Cross-Entropy Loss

Cross-entropy loss measures how far your model’s predictions are from the correct answers. For language modeling, at each position, the model predicts a probability distribution over the vocabulary, and you want high probability on the correct next token.
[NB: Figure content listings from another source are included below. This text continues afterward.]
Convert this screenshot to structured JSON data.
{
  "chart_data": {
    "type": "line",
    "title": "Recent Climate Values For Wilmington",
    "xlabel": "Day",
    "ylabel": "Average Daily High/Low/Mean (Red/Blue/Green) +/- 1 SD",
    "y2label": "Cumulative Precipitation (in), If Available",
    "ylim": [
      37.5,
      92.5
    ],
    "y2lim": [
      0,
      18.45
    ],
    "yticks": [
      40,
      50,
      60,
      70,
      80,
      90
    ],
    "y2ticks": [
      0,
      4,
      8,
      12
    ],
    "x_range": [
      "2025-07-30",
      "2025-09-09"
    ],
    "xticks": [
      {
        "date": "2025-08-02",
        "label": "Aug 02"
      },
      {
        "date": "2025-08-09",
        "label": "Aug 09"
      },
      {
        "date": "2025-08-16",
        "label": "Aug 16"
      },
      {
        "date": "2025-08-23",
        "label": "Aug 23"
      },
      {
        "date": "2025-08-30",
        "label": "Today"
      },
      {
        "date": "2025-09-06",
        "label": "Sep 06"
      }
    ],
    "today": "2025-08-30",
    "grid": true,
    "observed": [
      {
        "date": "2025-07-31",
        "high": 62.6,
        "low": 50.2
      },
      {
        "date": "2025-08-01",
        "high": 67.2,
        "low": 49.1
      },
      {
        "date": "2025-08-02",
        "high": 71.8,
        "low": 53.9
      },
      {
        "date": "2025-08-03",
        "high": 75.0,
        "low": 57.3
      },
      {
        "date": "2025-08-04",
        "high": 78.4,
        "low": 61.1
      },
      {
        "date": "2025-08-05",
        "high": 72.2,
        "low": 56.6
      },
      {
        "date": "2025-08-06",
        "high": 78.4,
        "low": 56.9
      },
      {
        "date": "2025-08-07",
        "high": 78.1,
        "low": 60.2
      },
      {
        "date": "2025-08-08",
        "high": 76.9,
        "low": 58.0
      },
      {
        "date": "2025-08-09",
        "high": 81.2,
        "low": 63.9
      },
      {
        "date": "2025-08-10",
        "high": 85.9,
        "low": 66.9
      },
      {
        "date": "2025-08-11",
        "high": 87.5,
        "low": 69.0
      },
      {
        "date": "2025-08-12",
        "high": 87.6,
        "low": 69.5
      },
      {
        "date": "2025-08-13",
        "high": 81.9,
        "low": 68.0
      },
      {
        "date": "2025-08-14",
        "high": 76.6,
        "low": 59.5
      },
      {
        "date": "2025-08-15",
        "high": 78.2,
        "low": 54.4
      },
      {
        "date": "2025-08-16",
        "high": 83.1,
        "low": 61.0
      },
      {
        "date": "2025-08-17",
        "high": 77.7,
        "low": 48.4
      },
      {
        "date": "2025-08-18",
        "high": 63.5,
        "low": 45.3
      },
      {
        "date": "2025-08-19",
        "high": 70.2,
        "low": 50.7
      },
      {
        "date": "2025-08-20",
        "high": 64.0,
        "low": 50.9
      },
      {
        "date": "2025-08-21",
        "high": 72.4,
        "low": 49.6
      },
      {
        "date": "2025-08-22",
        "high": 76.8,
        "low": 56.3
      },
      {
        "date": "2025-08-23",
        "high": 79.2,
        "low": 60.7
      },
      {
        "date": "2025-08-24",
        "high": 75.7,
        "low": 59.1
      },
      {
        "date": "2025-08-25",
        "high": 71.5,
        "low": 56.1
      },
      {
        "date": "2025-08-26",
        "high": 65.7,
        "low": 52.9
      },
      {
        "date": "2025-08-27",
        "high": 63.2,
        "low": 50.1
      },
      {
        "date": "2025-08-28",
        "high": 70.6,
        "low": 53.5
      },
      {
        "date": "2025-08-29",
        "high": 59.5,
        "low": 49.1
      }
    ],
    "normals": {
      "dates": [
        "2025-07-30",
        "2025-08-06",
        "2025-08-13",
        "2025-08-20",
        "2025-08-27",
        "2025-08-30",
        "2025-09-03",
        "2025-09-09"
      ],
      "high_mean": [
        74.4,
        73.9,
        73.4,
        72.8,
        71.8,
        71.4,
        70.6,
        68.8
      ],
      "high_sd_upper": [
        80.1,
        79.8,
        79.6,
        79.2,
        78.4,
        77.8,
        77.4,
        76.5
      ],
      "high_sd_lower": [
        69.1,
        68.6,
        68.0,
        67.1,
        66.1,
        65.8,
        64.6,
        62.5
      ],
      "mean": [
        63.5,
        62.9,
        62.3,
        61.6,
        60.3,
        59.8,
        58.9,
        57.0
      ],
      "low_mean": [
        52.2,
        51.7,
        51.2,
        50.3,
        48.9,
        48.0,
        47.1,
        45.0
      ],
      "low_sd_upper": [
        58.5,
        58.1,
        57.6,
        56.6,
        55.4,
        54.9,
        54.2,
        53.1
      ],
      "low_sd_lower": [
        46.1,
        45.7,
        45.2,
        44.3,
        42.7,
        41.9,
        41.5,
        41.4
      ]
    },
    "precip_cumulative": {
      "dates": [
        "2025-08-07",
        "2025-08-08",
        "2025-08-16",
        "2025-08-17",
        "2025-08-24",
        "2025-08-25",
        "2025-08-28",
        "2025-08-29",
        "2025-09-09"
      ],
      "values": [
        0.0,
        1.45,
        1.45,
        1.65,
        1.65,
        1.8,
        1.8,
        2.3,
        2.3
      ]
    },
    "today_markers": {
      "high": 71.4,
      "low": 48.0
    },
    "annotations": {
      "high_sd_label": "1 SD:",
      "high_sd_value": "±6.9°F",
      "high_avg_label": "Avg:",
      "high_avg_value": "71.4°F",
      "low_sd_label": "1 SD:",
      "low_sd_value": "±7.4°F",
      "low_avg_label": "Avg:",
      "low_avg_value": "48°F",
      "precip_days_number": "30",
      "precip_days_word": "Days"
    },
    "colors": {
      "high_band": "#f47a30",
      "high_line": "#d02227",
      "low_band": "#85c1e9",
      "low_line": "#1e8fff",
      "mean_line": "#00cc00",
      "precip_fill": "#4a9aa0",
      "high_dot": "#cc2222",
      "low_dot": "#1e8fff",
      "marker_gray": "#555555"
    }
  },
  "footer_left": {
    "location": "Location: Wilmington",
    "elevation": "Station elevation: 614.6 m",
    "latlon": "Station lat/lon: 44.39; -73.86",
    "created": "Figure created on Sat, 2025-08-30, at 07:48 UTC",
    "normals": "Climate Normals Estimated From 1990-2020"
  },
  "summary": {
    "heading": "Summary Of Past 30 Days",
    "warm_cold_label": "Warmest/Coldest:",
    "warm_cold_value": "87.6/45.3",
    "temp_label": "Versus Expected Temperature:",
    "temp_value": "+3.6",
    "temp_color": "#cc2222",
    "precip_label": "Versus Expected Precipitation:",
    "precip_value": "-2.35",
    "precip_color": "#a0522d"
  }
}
For each position i, transformer produces o_i ∈ R^vocab_size (raw scores), we can then apply softmax to get p(x_{i+1} | x_{1:i}) = softmax(o_i)[x_{i+1}], take negative log-probability of the correct token: -log p(x_{i+1} | x_{1:i}) and finally sum over all positions and sequences, then average. Mathematically as follows:

Recall that the Transformer language model defines a distribution $p_{\theta }(x_{i+1}|x_{1:i})$ for each sequence $x$ of length $m+1$ and $i=1,\dots ,m$. Given a training set $D$ consisting of sequences of length $m$, we define the standard cross-entropy (negative log-likelihood) loss function:

$$\ell (\theta ;D)=\frac{1}{|D|m}\sum _{x\in D}\sum _{i=1}^m-\log p_{\theta }(x_{i+1}|x_{1:i}).$$

(Note that a single forward pass in the Transformer yields $p_{\theta }(x_{i+1}|x_{1:i})$ for all $i=1,\dots ,m$.)

In particular, the Transformer computes logits $o_i\in {\mathbb{R}}^{\text{vocab\_size}}$ for each position $i$, which results in:

$$p(x_{i+1}|x_{1:i})=\text{softmax}(o_i)[x_{i+1}]=\frac{\exp (o_i[x_{i+1}])}{{\sum }_{a=1}^{\text{vocab\_size}}\exp (o_i[a])}.$$

The cross entropy loss is generally defined with respect to the vector of logits $o_i\in {\mathbb{R}}^{\text{vocab\_size}}$ and target $x_{i+1}$.

Implementing the cross entropy loss requires some care with numerical issues, just like in the case of Softmax.

9/17/25